La mort d’un grand écrivain suisse

La mort d’un grand écrivain suisse

Anna Jouy est décédée. Anna Jouy est vivante. On ne sait jamais sur quelle crête elle marche. « La nuit comme toi j’ai mes territoires » : voilà ce qu’elle écrivait peu avant sa mort dans son recueil à paraître Partout le sable ment. Elle avait ce don de l’absence de définition, qui est le propre des écrivains.
Définir, c’est se refuser à trahir ce que l’on a écrit et qu’on ne pense plus. Être traître à soi-même, n’est-ce pas cela la littérature ? Avancer en se cognant ? Accepter les chapeaux circonflexes ? Anna Jouy aurait sûrement acquiescé à la proposition de André Hardellet : « Les deux sourds. Le premier dit : « La poésie est, comme la droite, le plus court chemin pour aller de l’idée à l’expression. » Le second répond : « Parfaitement, la poésie est le plus long chemin à prendre pour aller de ce que je veux dire à ce que je dirai – si j’ai assez de patience ».

Elle m’avait enchanté par sa poésie et deux de ses récits : Filière de femmes et L’ombre et le corps. « Ses mots semblaient cacher des monstres », écrit-elle. Ses écrits parlaient d’elle, contre elle, pour nous, puisque « le cœur télescope ses moisissures ». Elle nous connaissait mieux que nous ne la connaissions, nous qui ne la connaissions guère plus que comme un songe « qui parle les langues insonores ».
Ses romans étaient d’une cruauté sans théâtre, d’une férocité sans vengeance et d’une véracité pleine de leurres. Ils semblaient se dérouler dans une ville où chaque rue aurait été rasée, mais sans décombres, comme des Chirico animés dans l’objectif de n’atteindre aucune cause.

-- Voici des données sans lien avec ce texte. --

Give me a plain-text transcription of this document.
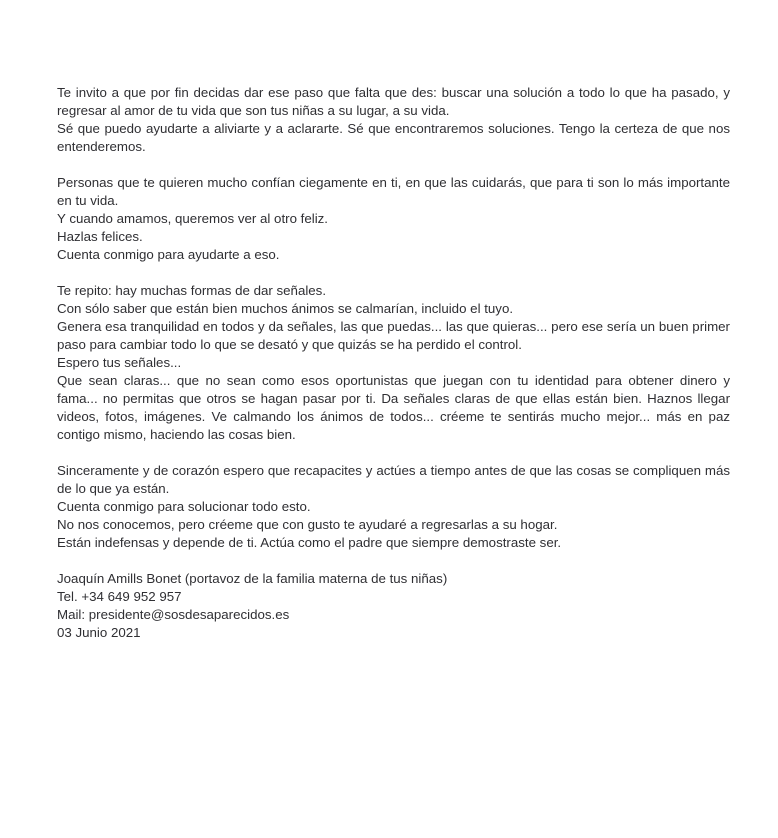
Te invito a que por fin decidas dar ese paso que falta que des: buscar una solución a todo lo que ha pasado, y

regresar al amor de tu vida que son tus niñas a su lugar, a su vida.

Sé que puedo ayudarte a aliviarte y a aclararte. Sé que encontraremos soluciones. Tengo la certeza de que nos

entenderemos.

Personas que te quieren mucho confían ciegamente en ti, en que las cuidarás, que para ti son lo más importante

en tu vida.

Y cuando amamos, queremos ver al otro feliz.

Hazlas felices.

Cuenta conmigo para ayudarte a eso.

Te repito: hay muchas formas de dar señales.

Con sólo saber que están bien muchos ánimos se calmarían, incluido el tuyo.

Genera esa tranquilidad en todos y da señales, las que puedas... las que quieras... pero ese sería un buen primer

paso para cambiar todo lo que se desató y que quizás se ha perdido el control.

Espero tus señales...

Que sean claras... que no sean como esos oportunistas que juegan con tu identidad para obtener dinero y

fama... no permitas que otros se hagan pasar por ti. Da señales claras de que ellas están bien. Haznos llegar

videos, fotos, imágenes. Ve calmando los ánimos de todos... créeme te sentirás mucho mejor... más en paz

contigo mismo, haciendo las cosas bien.

Sinceramente y de corazón espero que recapacites y actúes a tiempo antes de que las cosas se compliquen más

de lo que ya están.

Cuenta conmigo para solucionar todo esto.

No nos conocemos, pero créeme que con gusto te ayudaré a regresarlas a su hogar.

Están indefensas y depende de ti. Actúa como el padre que siempre demostraste ser.

Joaquín Amills Bonet (portavoz de la familia materna de tus niñas)

Tel. +34 649 952 957

Mail: presidente@sosdesaparecidos.es

03 Junio 2021
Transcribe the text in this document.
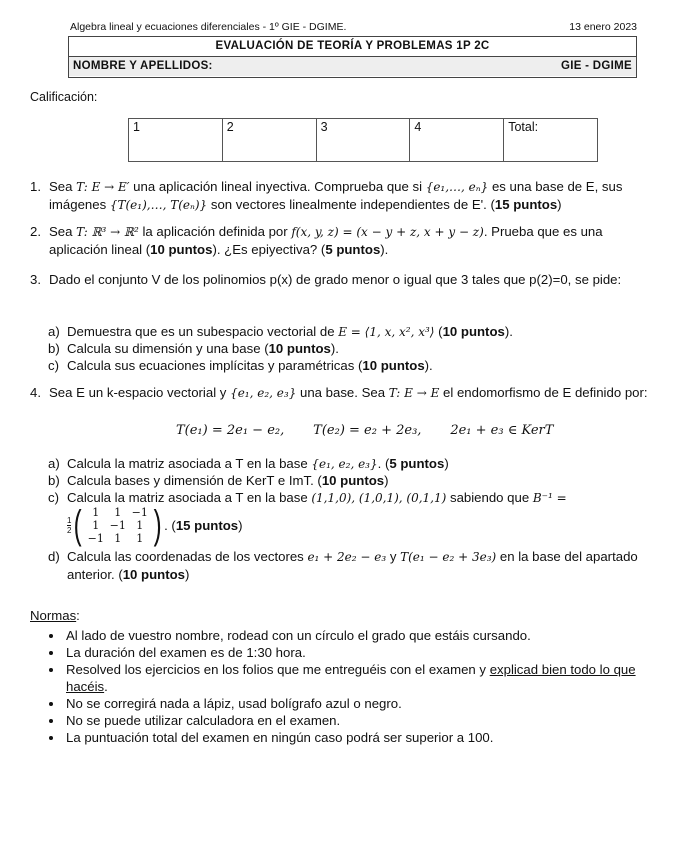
Algebra lineal y ecuaciones diferenciales - 1º GIE - DGIME.	13 enero 2023
EVALUACIÓN DE TEORÍA Y PROBLEMAS 1P 2C
NOMBRE Y APELLIDOS:	GIE - DGIME
Calificación:
1	2	3	4	Total:
1. Sea T: E → E′ una aplicación lineal inyectiva. Comprueba que si {e₁,…, eₙ} es una base de E, sus imágenes {T(e₁),…, T(eₙ)} son vectores linealmente independientes de E'. (15 puntos)
2. Sea T: ℝ³ → ℝ² la aplicación definida por f(x, y, z) = (x − y + z, x + y − z). Prueba que es una aplicación lineal (10 puntos). ¿Es epiyectiva? (5 puntos).
3. Dado el conjunto V de los polinomios p(x) de grado menor o igual que 3 tales que p(2)=0, se pide:
a) Demuestra que es un subespacio vectorial de E = ⟨1, x, x², x³⟩ (10 puntos).
b) Calcula su dimensión y una base (10 puntos).
c) Calcula sus ecuaciones implícitas y paramétricas (10 puntos).
4. Sea E un k-espacio vectorial y {e₁, e₂, e₃} una base. Sea T: E → E el endomorfismo de E definido por:
T(e₁) = 2e₁ − e₂,       T(e₂) = e₂ + 2e₃,       2e₁ + e₃ ∈ KerT
a) Calcula la matriz asociada a T en la base {e₁, e₂, e₃}. (5 puntos)
b) Calcula bases y dimensión de KerT e ImT. (10 puntos)
c) Calcula la matriz asociada a T en la base (1,1,0), (1,0,1), (0,1,1) sabiendo que B⁻¹ =
$\frac{1}{2}$ ( 1	1 −1
1 −1 1
−1 1	1 ) . ( 15 puntos )
d) Calcula las coordenadas de los vectores e₁ + 2e₂ − e₃ y T(e₁ − e₂ + 3e₃) en la base del apartado anterior. (10 puntos)
Normas:
• Al lado de vuestro nombre, rodead con un círculo el grado que estáis cursando.
• La duración del examen es de 1:30 hora.
• Resolved los ejercicios en los folios que me entreguéis con el examen y explicad bien todo lo que hacéis.
• No se corregirá nada a lápiz, usad bolígrafo azul o negro.
• No se puede utilizar calculadora en el examen.
• La puntuación total del examen en ningún caso podrá ser superior a 100.
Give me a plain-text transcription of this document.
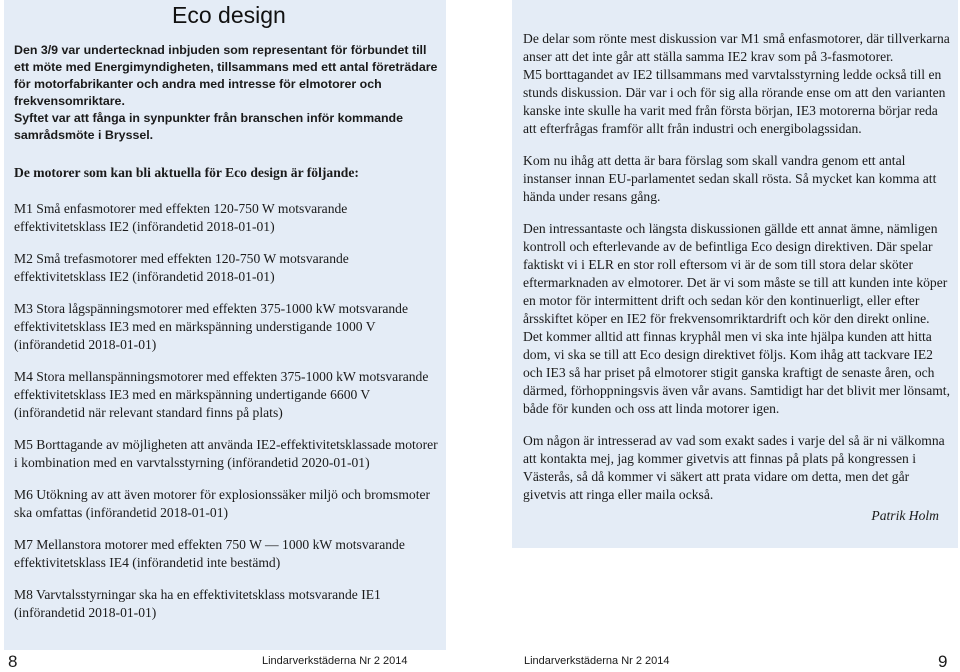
Eco design

Den 3/9 var undertecknad inbjuden som representant för förbundet till ett möte med Energimyndigheten, tillsammans med ett antal företrädare för motorfabrikanter och andra med intresse för elmotorer och frekvensomriktare.

Syftet var att fånga in synpunkter från branschen inför kommande samrådsmöte i Bryssel.

De motorer som kan bli aktuella för Eco design är följande:

M1 Små enfasmotorer med effekten 120-750 W motsvarande effektivitetsklass IE2 (införandetid 2018-01-01)

M2 Små trefasmotorer med effekten 120-750 W motsvarande effektivitetsklass IE2 (införandetid 2018-01-01)

M3 Stora lågspänningsmotorer med effekten 375-1000 kW motsvarande effektivitetsklass IE3 med en märkspänning understigande 1000 V (införandetid 2018-01-01)

M4 Stora mellanspänningsmotorer med effekten 375-1000 kW motsvarande effektivitetsklass IE3 med en märkspänning undertigande 6600 V (införandetid när relevant standard finns på plats)

M5 Borttagande av möjligheten att använda IE2-effektivitetsklassade motorer i kombination med en varvtalsstyrning (införandetid 2020-01-01)

M6 Utökning av att även motorer för explosionssäker miljö och bromsmoter ska omfattas (införandetid 2018-01-01)

M7 Mellanstora motorer med effekten 750 W — 1000 kW motsvarande effektivitetsklass IE4 (införandetid inte bestämd)

M8 Varvtalsstyrningar ska ha en effektivitetsklass motsvarande IE1 (införandetid 2018-01-01)

De delar som rönte mest diskussion var M1 små enfasmotorer, där tillverkarna anser att det inte går att ställa samma IE2 krav som på 3-fasmotorer.

M5 borttagandet av IE2 tillsammans med varvtalsstyrning ledde också till en stunds diskussion. Där var i och för sig alla rörande ense om att den varianten kanske inte skulle ha varit med från första början, IE3 motorerna börjar reda att efterfrågas framför allt från industri och energibolagssidan.

Kom nu ihåg att detta är bara förslag som skall vandra genom ett antal instanser innan EU-parlamentet sedan skall rösta. Så mycket kan komma att hända under resans gång.

Den intressantaste och längsta diskussionen gällde ett annat ämne, nämligen kontroll och efterlevande av de befintliga Eco design direktiven. Där spelar faktiskt vi i ELR en stor roll eftersom vi är de som till stora delar sköter eftermarknaden av elmotorer. Det är vi som måste se till att kunden inte köper en motor för intermittent drift och sedan kör den kontinuerligt, eller efter årsskiftet köper en IE2 för frekvensomriktardrift och kör den direkt online.

Det kommer alltid att finnas kryphål men vi ska inte hjälpa kunden att hitta dom, vi ska se till att Eco design direktivet följs. Kom ihåg att tackvare IE2 och IE3 så har priset på elmotorer stigit ganska kraftigt de senaste åren, och därmed, förhoppningsvis även vår avans. Samtidigt har det blivit mer lönsamt, både för kunden och oss att linda motorer igen.

Om någon är intresserad av vad som exakt sades i varje del så är ni välkomna att kontakta mej, jag kommer givetvis att finnas på plats på kongressen i Västerås, så då kommer vi säkert att prata vidare om detta, men det går givetvis att ringa eller maila också.

Patrik Holm

8	Lindarverkstäderna Nr 2 2014	Lindarverkstäderna Nr 2 2014	9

Il n’y avait pourtant aucun désespoir, pas même celui de « ces petits dieux furtifs » qui animent la machine à ne rien faire qu’est une société humaine. Braire et ne rien faire sont synonymes. Anna Jouy se moquait des équivalences. Elle prétendait avec raison que « être poète (est) une chaleur vide », comme ces dernières sonates pour piano de Beethoven où les notes notifient que le silence n’est pas instrumental, mais « l’infini des reflets » de la partition.
Le grand Jacques écrivait que « mourir, cela n’est rien, mais vieillir ». La grande Anna souligne que « perdre la mémoire n’est rien, mais perdre l’intuition » … Pourtant, dans son terrifiant Filière de femmes, la mémoire de la crapulerie paternelle semblait première, mais, en y regardant de plus près, l’intuition prenait l’allure de la réminiscence et des coups reçus.

Chez Jouy, il y a quelque chose de clinique dans le mutisme qui s’arroge le droit de dire, c’est-à-dire d’écrire. Car écrire renie la plainte et le dégoût de s’aboucher à la saleté. Salir la saleté, sans l’omettre, sans le coup du sombrero sentimental, n’est-ce pas l’aiguillon de tout poète ?  Bien sûr, « le temps finit par assécher le miroir ». On passe au trépas. Le chambranle du cœur léger s’opacifie, et « la voici muette ».
Mais les livres « savent ailer », eux. Ceux d’Anna Jouy doivent être repris, relus, reprisant les cervelles et démomifiant les momies. Et si « le bruit tonne mort », ne vous-y fiez pas : la caverne n’est-elle pas une illusion pour l’anfractuosité ?

Quand je pense aux textes d’Anna Jouy, j’ai en tête cette phrase de Schopenhauer : « Tout ce qui est exquis mûrit lentement ».